I’ve had two requests in recent weeks to enter into discussions around the price and terms of a transaction.
I declined both requests.
Let me explain why.
One was for a lease renewal negotiation and one was for a building purchase.
There are limited occasions where it can be an acceptable strategy, when it has become necessary to finish a deal. But often it is not a viable solution; often it can result in causing hard feelings between parties to the negotiation and, at worst, blowing up the deal entirely.
Typically I’d categorize a verbal offer as more of a fishing expedition that is far less likely than a written contract to lead to a transaction that closes.
There are occasions when an in-person meeting between parties can result in finalizing a complex negotiation.

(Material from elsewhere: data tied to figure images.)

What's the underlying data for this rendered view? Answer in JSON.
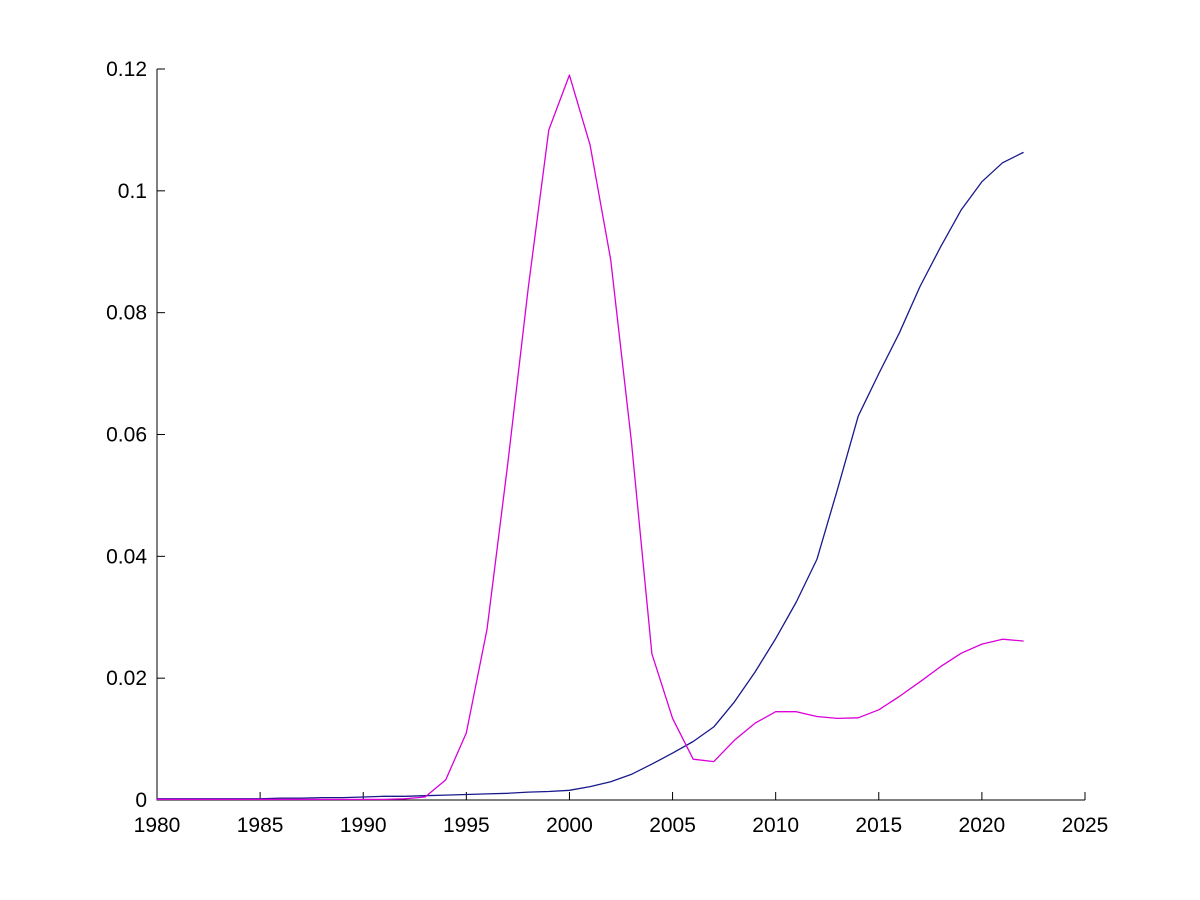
{
  "figure": {
    "background": "#ffffff",
    "axis_color": "#000000"
  },
  "chart_data": {
    "type": "line",
    "title": "",
    "xlabel": "",
    "ylabel": "",
    "xlim": [
      1980,
      2025
    ],
    "ylim": [
      0,
      0.12
    ],
    "grid": false,
    "legend": "none",
    "x_ticks": [
      1980,
      1985,
      1990,
      1995,
      2000,
      2005,
      2010,
      2015,
      2020,
      2025
    ],
    "x_tick_labels": [
      "1980",
      "1985",
      "1990",
      "1995",
      "2000",
      "2005",
      "2010",
      "2015",
      "2020",
      "2025"
    ],
    "y_ticks": [
      0,
      0.02,
      0.04,
      0.06,
      0.08,
      0.1,
      0.12
    ],
    "y_tick_labels": [
      "0",
      "0.02",
      "0.04",
      "0.06",
      "0.08",
      "0.1",
      "0.12"
    ],
    "x": [
      1980,
      1981,
      1982,
      1983,
      1984,
      1985,
      1986,
      1987,
      1988,
      1989,
      1990,
      1991,
      1992,
      1993,
      1994,
      1995,
      1996,
      1997,
      1998,
      1999,
      2000,
      2001,
      2002,
      2003,
      2004,
      2005,
      2006,
      2007,
      2008,
      2009,
      2010,
      2011,
      2012,
      2013,
      2014,
      2015,
      2016,
      2017,
      2018,
      2019,
      2020,
      2021,
      2022
    ],
    "series": [
      {
        "name": "dark-blue-line",
        "color": "#19198C",
        "values": [
          0.0002,
          0.0002,
          0.0002,
          0.0002,
          0.0002,
          0.0002,
          0.0003,
          0.0003,
          0.0004,
          0.0004,
          0.0005,
          0.0006,
          0.0006,
          0.0007,
          0.0008,
          0.0009,
          0.001,
          0.0011,
          0.0013,
          0.0014,
          0.0016,
          0.0022,
          0.003,
          0.0042,
          0.0059,
          0.0077,
          0.0096,
          0.012,
          0.0161,
          0.021,
          0.0265,
          0.0325,
          0.0395,
          0.051,
          0.063,
          0.07,
          0.0767,
          0.0843,
          0.0908,
          0.0969,
          0.1015,
          0.1046,
          0.1063
        ]
      },
      {
        "name": "magenta-line",
        "color": "#D900D9",
        "values": [
          0.0001,
          0.0001,
          0.0001,
          0.0001,
          0.0001,
          0.0001,
          0.0001,
          0.0001,
          0.0001,
          0.0001,
          0.0001,
          0.0001,
          0.0002,
          0.0005,
          0.0033,
          0.011,
          0.028,
          0.055,
          0.084,
          0.11,
          0.119,
          0.1075,
          0.0887,
          0.059,
          0.024,
          0.0134,
          0.0067,
          0.0063,
          0.0098,
          0.0126,
          0.0145,
          0.0145,
          0.0137,
          0.0134,
          0.0135,
          0.0148,
          0.017,
          0.0194,
          0.0219,
          0.0241,
          0.0256,
          0.0264,
          0.0261
        ]
      }
    ]
  }
}
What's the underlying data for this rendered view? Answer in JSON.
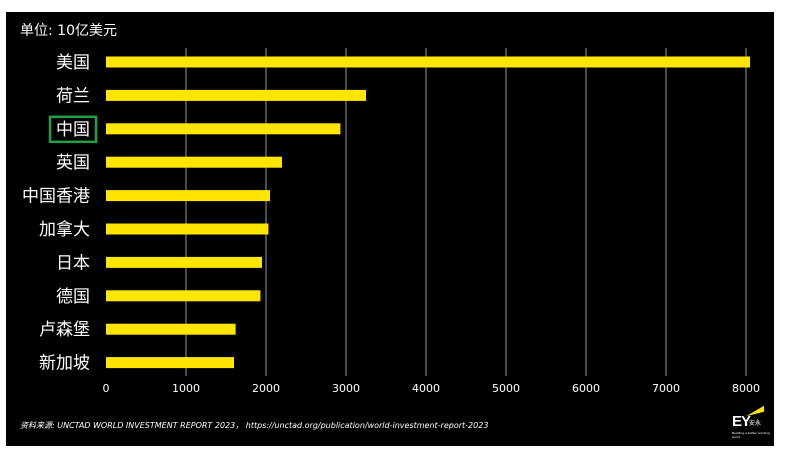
{
  "unit_label": "单位: 10亿美元",
  "source_prefix": "资料来源:",
  "source_text": " UNCTAD WORLD INVESTMENT REPORT 2023， https://unctad.org/publication/world-investment-report-2023",
  "logo": {
    "mark": "EY",
    "cn": "安永",
    "tagline": "Building a better working world"
  },
  "colors": {
    "background": "#000000",
    "bar": "#ffe600",
    "text": "#ffffff",
    "grid": "#bfbfbf",
    "highlight_box": "#1fa04a",
    "logo_beam": "#ffe600"
  },
  "chart_data": {
    "type": "bar",
    "orientation": "horizontal",
    "categories": [
      "美国",
      "荷兰",
      "中国",
      "英国",
      "中国香港",
      "加拿大",
      "日本",
      "德国",
      "卢森堡",
      "新加坡"
    ],
    "values": [
      8050,
      3250,
      2930,
      2200,
      2050,
      2030,
      1950,
      1930,
      1620,
      1600
    ],
    "highlighted_category": "中国",
    "xlim": [
      0,
      8000
    ],
    "xticks": [
      0,
      1000,
      2000,
      3000,
      4000,
      5000,
      6000,
      7000,
      8000
    ],
    "grid": true,
    "title": "",
    "xlabel": "",
    "ylabel": ""
  }
}
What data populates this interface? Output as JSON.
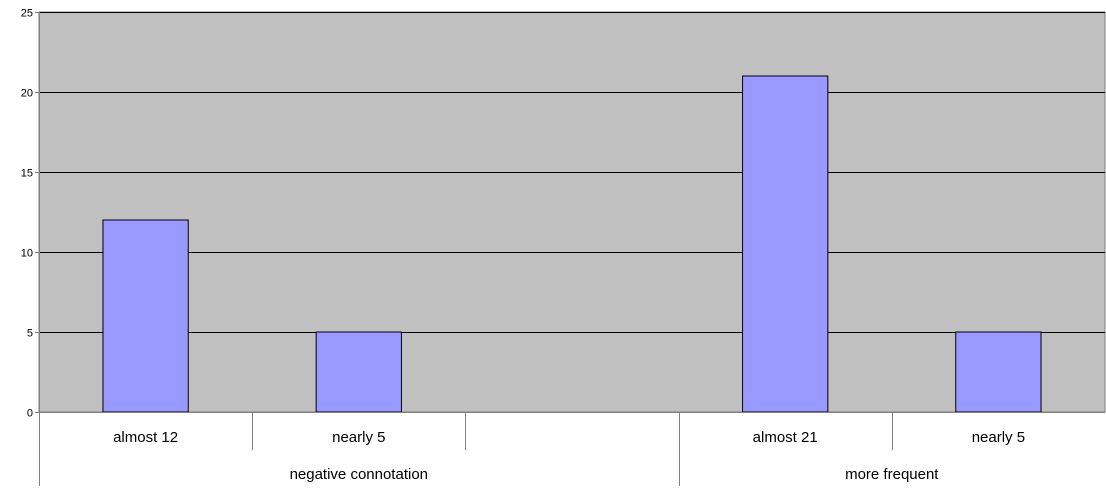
{
  "chart_data": {
    "type": "bar",
    "title": "",
    "xlabel": "",
    "ylabel": "",
    "categories": [
      "almost 12",
      "nearly 5",
      "",
      "almost 21",
      "nearly 5"
    ],
    "groups": [
      {
        "label": "negative connotation",
        "span": 3
      },
      {
        "label": "more frequent",
        "span": 2
      }
    ],
    "values": [
      12,
      5,
      null,
      21,
      5
    ],
    "ylim": [
      0,
      25
    ],
    "yticks": [
      0,
      5,
      10,
      15,
      20,
      25
    ],
    "grid": true,
    "legend": "none",
    "colors": {
      "plot_background": "#c0c0c0",
      "bar_fill": "#9999ff",
      "bar_stroke": "#000000",
      "gridline": "#000000",
      "axis": "#808080",
      "text": "#000000"
    }
  }
}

If most of the terms of an offer have been hammered out on paper, and there is clear motivation between both parties to complete a deal, I will sometimes recommend an in-person meeting.
It can work if the conversation is solution-focused and properly facilitated.
I want some compatibility between the parties that come to the table and do my best to stay clear of a meeting where that compatibility does not exist.
I had a situation a couple of years ago where a landlord insisted on being present during a pitch to a potential corporate tenant. A couple of well-intentioned statements that individual made during the meeting eliminated any hopes of securing this corporation as a tenant.
Risk of a misunderstanding
A quick review of a standard offer to lease reveals about 15 details that are likely to be overlooked in a verbal negotiation. It’s easy to start a business relationship on the wrong foot by forgetting to talk about essential elements of a deal.
Both parties can walk away feeling like they have an understanding only to find out when the paper gets drafted that too many details were left out of the discussion that materially impact the transaction.
When negotiating a lease with third-party management in place, I’ll ask the property manager to review the offer before proceeding.
There can be issues such as the number of electrified or non-electrified parking stalls available to contract for staff, exclusive use clauses that may have been previously negotiated by other tenants in the development, or a first right of refusal may have been granted to adjacent tenants.
The list of essential considerations is long.
And, finally, have I been granted the authority to negotiate if the client I’m representing isn’t present?
Where there are only one or two elements to discuss, obtaining that authority from my client before a discussion is easy.
If, however, there are many elements to be determined, I simply can’t engage in the negotiation unless I have a written power of attorney.
Barry Stuart is managing Partner and senior sales associate, ICR Commercial Real Estate in Saskatoon and Regina.